Między jezdniami ulicy Górczewskiej na wysokości ulicy Góralskiej przy Wola Parku samochody geodetów zajęły pas w stronę Bemowa, a na trawniku stoi wielka wiertnica. To urządzenie, które pozwala dowiercić się do 60 metrów w głąb ziemi. - To rozpoznanie geologiczne, które pozwoli nam wiedzieć, dokładnie z czym będziemy mieli do czynienia podczas budowy stacji Księcia Janusza, która tu powstanie - mówi nam Anna Dudkiewicz, rzecznik firmy Gulermak.

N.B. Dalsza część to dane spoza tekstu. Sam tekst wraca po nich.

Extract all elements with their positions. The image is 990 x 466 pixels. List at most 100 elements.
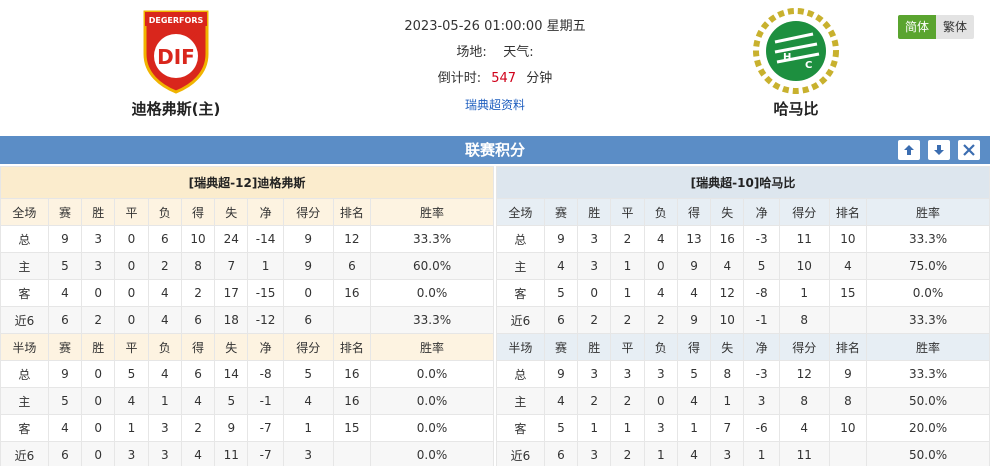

Badacze znaleźli głównie piasek i glinę, ale na głębokości około 10 m znajduje się woda, coś na kształt podziemnego jeziora. Jak zastrzegają robotnicy, zanim powstanie stacja, trzeba będzie ten teren odwodnić lub wstrzyknąć tam beton, aby nie doszło do osunięcia się ziemi. Im głębiej, tym pod Górczewską szlachetniejsze materiały - skały i iły. Takie badania potrwają jeszcze około dwóch miesięcy, potem geodeci sprawdzą m.in. skrzyżowanie Wolskiej i Płockiej.
Kiedy na dobre ruszą prace? - Czekamy na zatwierdzenie organizacji ruchu u inżyniera ruchu - mówi Anna Dudkiewicz. Zakłada ona m.in. zamknięcie Górczewskiej na wysokości wiaduktów kolejowych oraz udostępnienie odcinka między Ciołka a Góralską tylko autobusom. Za dwa-trzy tygodnie na Woli mają się pojawić pierwsze baraki, a w listopadzie ulice będą zamykane. Cała budowa 3,4 km tuneli i trzech stacji: Płocka, Młynów i Księcia Janusza, potrwa trzy lata i zakończy się w ostatnim kwartale 2019 roku.